The anteroom of a large museum. Along the highly polished parquet stood a row of long showcases that blazed light in the general gloom. The lane between them ended in a turn, but the reflection on the dark walls there indicated more of the same around the turn. On display were hands—hands severed at the wrist, often clasped in pairs on their glass shelves, very true-to-life hands, too true-to-life—not only was the skin dull and the fingernails shiny, but there were even little hairs on the backs. Frozen in an incredible number of poses, they seemed caught forever in roles of a vast drama, a theater under glass. I decided to go through the entire collection. Why not? I had plenty of time to kill. I passed: the hands of a saint (praying) and the hands of a sinner (dealing cards); fists of anger, fists of despair, and triumphant fists; then challenging hands and hands of denial; senile fingers giving a shaky blessing, senile fingers begging for bread; then some indecent gestures; over here, the shy blossoming of sweet innocence in the shadow of doom, and over there, a mother’s relentless concern. I followed the turn and walked on, then stopped to take in one particularly heartwarming scene—enacted by the most eloquent gesture imaginable—but found it a bit too cloying and so moved on. The connoisseur awoke within me. Now I could appraise an expression at a glance—this was shallow, that a trifle overdone, and so on—and soon grew weary and bored, began looking for more complex, more subtle presentations, and quickly found that the creators of this exhibit had the very same idea—around the next turn, the gestures were more and more controlled, laconic, enigmatic … ambiguous…
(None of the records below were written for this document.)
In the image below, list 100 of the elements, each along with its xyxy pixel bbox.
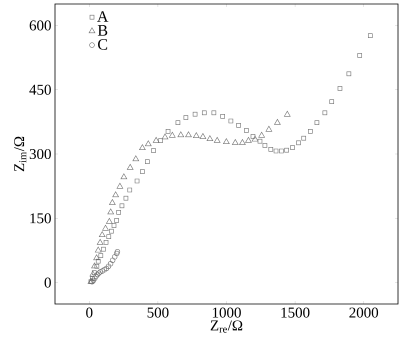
x-tick-label: 2000 <box>349 308 378 318</box>
point <box>106 264 112 269</box>
point <box>134 178 140 184</box>
point <box>274 148 278 154</box>
y-tick-label: 0 <box>44 278 51 288</box>
point <box>94 246 102 252</box>
point <box>90 270 96 276</box>
point <box>151 148 156 153</box>
point <box>91 262 98 268</box>
point <box>252 136 258 142</box>
point <box>236 122 241 128</box>
point <box>245 137 252 143</box>
point <box>114 218 119 223</box>
point <box>114 250 120 256</box>
point <box>106 218 113 224</box>
y-tick-label: 450 <box>29 84 51 95</box>
point <box>98 253 104 258</box>
point <box>108 261 114 266</box>
point <box>279 148 284 154</box>
legend-label: B <box>98 25 108 36</box>
point <box>338 86 342 91</box>
point <box>206 135 214 141</box>
point <box>308 128 313 134</box>
point <box>290 145 295 150</box>
point <box>250 134 256 139</box>
point <box>185 131 192 138</box>
y-tick-label: 150 <box>30 213 51 224</box>
point <box>110 258 116 263</box>
point <box>357 53 362 58</box>
point <box>176 120 180 126</box>
point <box>220 114 225 119</box>
point <box>93 254 100 260</box>
point <box>112 191 119 198</box>
point <box>124 196 128 200</box>
y-tick-label: 600 <box>30 20 51 30</box>
point <box>329 99 334 104</box>
point <box>322 110 328 116</box>
y-tick-label: 300 <box>30 148 51 160</box>
point <box>223 138 230 144</box>
point <box>90 276 95 282</box>
point <box>116 210 121 215</box>
point <box>152 137 160 143</box>
x-tick-label: 0 <box>86 308 92 318</box>
point <box>268 146 274 152</box>
point <box>214 137 220 143</box>
point <box>212 110 216 116</box>
point <box>262 143 268 148</box>
point <box>244 128 249 133</box>
point <box>169 132 176 138</box>
point <box>98 231 106 237</box>
point <box>101 246 106 252</box>
point <box>100 268 106 274</box>
point <box>120 204 124 208</box>
point <box>284 148 289 152</box>
y-axis-title: Z$_{im}$/Ω <box>14 136 26 172</box>
point <box>228 118 234 124</box>
x-axis-title: Z$_{re}$/Ω <box>210 320 242 333</box>
x-tick-label: 500 <box>148 308 169 318</box>
point <box>127 188 132 192</box>
point <box>202 110 207 116</box>
point <box>193 132 200 138</box>
point <box>114 249 120 254</box>
point <box>266 126 272 132</box>
point <box>200 133 206 139</box>
point <box>107 208 114 214</box>
point <box>258 138 262 144</box>
point <box>109 199 116 205</box>
point <box>120 173 128 180</box>
point <box>132 155 140 162</box>
point <box>106 234 112 240</box>
point <box>178 131 184 138</box>
x-tick-label: 1500 <box>281 308 310 318</box>
point <box>274 119 281 125</box>
point <box>116 182 124 189</box>
point <box>239 139 246 145</box>
point <box>145 159 150 164</box>
point <box>139 144 146 150</box>
point <box>368 33 373 38</box>
point <box>192 112 198 116</box>
point <box>92 270 97 276</box>
point <box>102 267 108 272</box>
point <box>301 136 306 140</box>
point <box>109 228 114 234</box>
point <box>104 240 108 245</box>
point <box>112 254 118 260</box>
point <box>184 115 188 120</box>
point <box>140 169 145 174</box>
point <box>258 132 265 138</box>
point <box>232 139 239 145</box>
point <box>94 264 100 269</box>
point <box>158 138 163 144</box>
legend-label: C <box>98 39 108 50</box>
point <box>346 72 352 76</box>
point <box>112 223 116 228</box>
point <box>102 224 109 231</box>
point <box>104 266 110 272</box>
point <box>296 140 301 146</box>
legend-label: A <box>97 11 108 22</box>
point <box>96 239 104 245</box>
x-tick-label: 1000 <box>212 308 241 318</box>
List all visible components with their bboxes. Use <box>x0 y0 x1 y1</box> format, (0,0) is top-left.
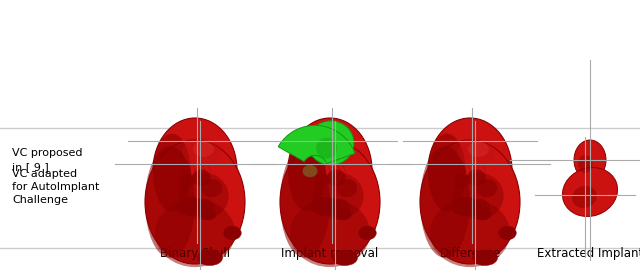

No waving of fists here, no rude insistence—the maudlin twist of fingers breathed foul play, for that rosy enclosure shielded not a bright (imaginary) candle but, crouched furtively there in the palm, the little finger, the pinkie, and where did the pinkie point? My interest was rekindled. I savored, like vintage wine, the way one finger suddenly side-stepped the monastic solemnity of its fellows and signaled to someone behind my back—deceit and deception indeed permeated the digital air, that patted and pointed space from shelf to shelf, for one gesture negated another nearby or across the way, and a forest of fingers clamored at the glass or gathered in the shadows to connive among many thumbs… Here a plump knuckle frolicked and cut capers, and there were handsprings, handstands, but suddenly in the midst of their innocent abandon a hangnail passed across a wrist, all thumbs turned down, and accusingly they pointed—they pointed—they pointed at me!!